Of course the hilarious thing about this particular line of argument is that, as they define it.  the top of their ticket has none of this vaunted “executive experience whatever.   Oops

So that then leave them the  “defining competency down” gambit:   This is where the surrogates invest every mundane part of her life with incredible significance (my Personal favorite was John Voight telling POTUS 08  that since Palin has been a mom, and we all know that being a mom is “the toughest job in the world” clearly she’s qualified  for some lesser position like a mere president of the US.)  This has worked fairly well, but the press is catching on.  Scott Walterman of POTUS 08 (the wonderful XM news channel) stumped Duncan Hunter’s kid (running for dad’s seat in CA) with a simple question “Okay , but her life story sounds like nearly every other middle class mom, what makes her stand out?  What makes her uniquely accomplished?”  There was some sputtering and then he tried valiantly to redirect the question into a paean about how her utter ordinariness makes her uniquely qualified to relate to the problem of ordinary Americans. But when the host asked him again, he was forced to basically admit he had nuthin’

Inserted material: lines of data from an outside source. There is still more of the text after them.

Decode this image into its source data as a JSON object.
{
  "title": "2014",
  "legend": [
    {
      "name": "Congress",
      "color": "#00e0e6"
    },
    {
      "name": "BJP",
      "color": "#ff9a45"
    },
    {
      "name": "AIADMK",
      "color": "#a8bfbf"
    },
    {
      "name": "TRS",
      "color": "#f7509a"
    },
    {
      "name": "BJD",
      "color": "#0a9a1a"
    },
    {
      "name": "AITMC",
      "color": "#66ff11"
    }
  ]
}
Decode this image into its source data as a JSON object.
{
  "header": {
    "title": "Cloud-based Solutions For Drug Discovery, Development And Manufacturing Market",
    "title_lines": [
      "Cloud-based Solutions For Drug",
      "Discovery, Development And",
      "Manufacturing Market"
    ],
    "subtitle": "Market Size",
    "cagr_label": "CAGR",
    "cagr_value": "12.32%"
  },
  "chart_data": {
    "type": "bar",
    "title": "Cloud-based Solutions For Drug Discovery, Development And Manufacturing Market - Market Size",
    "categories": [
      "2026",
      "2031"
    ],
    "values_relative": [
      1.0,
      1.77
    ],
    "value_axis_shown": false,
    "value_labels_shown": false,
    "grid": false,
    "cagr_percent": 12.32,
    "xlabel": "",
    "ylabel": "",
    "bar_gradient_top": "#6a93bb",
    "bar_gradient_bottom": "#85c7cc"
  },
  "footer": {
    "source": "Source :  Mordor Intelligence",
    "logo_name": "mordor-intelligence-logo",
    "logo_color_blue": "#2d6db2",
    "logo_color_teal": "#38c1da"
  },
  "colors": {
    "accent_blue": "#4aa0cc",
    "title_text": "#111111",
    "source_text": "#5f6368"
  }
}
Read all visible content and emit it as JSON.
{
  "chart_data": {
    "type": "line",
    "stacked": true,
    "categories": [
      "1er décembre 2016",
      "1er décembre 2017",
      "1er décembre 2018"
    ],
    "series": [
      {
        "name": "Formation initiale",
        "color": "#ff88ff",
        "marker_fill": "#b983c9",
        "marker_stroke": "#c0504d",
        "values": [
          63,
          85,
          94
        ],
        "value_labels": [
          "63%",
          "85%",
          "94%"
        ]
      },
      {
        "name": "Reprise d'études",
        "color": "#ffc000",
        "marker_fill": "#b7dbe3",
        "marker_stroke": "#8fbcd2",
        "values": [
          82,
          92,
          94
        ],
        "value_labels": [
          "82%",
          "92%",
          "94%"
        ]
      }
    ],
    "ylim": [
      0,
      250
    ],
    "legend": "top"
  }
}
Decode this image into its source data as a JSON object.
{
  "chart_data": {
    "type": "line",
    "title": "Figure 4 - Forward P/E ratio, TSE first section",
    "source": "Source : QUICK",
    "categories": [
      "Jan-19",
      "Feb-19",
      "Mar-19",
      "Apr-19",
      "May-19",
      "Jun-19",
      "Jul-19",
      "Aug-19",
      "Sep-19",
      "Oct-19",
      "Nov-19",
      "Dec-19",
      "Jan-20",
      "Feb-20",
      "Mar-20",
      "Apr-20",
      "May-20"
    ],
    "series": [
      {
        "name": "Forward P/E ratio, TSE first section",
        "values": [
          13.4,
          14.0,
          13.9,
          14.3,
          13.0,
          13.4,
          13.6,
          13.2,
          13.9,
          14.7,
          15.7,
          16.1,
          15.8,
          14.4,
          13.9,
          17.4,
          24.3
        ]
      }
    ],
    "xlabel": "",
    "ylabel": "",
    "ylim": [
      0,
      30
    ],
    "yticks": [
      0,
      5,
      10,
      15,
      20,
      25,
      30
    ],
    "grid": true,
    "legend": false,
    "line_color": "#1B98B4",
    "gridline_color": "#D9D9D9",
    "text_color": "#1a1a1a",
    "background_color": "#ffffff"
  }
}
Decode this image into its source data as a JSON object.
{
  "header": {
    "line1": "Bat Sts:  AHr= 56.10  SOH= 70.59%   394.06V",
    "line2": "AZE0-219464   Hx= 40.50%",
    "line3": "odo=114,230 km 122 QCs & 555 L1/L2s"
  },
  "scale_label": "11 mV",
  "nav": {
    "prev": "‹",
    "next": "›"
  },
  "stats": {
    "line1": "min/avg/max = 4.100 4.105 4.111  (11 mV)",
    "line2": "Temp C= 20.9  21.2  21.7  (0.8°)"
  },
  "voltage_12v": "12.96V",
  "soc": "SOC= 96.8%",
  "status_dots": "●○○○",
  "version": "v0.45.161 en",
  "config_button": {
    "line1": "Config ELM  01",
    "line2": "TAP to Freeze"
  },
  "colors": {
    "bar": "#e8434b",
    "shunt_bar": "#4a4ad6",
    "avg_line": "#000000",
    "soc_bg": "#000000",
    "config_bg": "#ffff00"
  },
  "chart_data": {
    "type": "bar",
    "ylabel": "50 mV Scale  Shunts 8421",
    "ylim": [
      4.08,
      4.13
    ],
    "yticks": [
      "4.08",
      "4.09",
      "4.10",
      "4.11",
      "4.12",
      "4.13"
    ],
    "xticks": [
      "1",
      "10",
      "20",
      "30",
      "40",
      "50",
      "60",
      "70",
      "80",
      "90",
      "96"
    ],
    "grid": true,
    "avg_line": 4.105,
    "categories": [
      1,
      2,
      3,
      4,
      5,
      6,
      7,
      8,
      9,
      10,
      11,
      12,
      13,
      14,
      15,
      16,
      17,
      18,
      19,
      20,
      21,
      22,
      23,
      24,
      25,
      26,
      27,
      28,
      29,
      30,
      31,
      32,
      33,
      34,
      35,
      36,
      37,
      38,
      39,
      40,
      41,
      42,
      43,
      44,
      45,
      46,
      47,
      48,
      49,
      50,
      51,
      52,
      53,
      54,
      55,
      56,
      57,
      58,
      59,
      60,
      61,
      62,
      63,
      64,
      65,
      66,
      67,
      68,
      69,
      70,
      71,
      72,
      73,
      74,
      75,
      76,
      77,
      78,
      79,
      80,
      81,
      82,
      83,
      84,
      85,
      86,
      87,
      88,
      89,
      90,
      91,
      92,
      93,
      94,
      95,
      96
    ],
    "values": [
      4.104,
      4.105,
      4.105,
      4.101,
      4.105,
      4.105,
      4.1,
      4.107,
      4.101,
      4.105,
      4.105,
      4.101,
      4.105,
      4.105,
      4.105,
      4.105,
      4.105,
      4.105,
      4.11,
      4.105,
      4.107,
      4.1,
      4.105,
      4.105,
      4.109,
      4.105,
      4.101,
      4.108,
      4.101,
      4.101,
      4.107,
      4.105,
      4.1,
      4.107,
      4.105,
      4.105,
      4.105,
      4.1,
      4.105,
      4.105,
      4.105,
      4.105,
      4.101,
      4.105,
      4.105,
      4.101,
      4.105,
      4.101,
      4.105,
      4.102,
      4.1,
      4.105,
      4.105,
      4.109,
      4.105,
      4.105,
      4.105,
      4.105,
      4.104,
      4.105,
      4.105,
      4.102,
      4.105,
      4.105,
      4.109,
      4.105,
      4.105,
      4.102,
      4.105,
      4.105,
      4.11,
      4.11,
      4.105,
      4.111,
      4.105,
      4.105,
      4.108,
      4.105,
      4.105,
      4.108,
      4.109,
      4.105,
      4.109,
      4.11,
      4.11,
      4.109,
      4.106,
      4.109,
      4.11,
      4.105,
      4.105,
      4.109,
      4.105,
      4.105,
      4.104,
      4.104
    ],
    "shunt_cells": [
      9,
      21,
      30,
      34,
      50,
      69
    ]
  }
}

But it really isn’t his fault because there really IS no good answer for that.  If Palin is qualified to be President, then so are you, and so is they guy who fixes your car and the one who greets you at the door of the Piggly-Wiggly  And while this is a deeply flattering notion, we all know at it core it isn’t true.   As the Republicans used to say, (up until last Friday)  this is a dangerous and complex world, and America needs proven leadership.   As John Stewart said “Not only do I want an elite president,I want someone who is embarrassingly superior to me.”

Does Anyone feel Sara Palin is “embarrassingly superior” to them?  Does McCain?  Of course not.   Even he must recognize now that he’s a victim of his “fear goggle” impaired judgment.  Which is sad for him, but it’s up to us to see that the nation isn’t the one with hangover in November.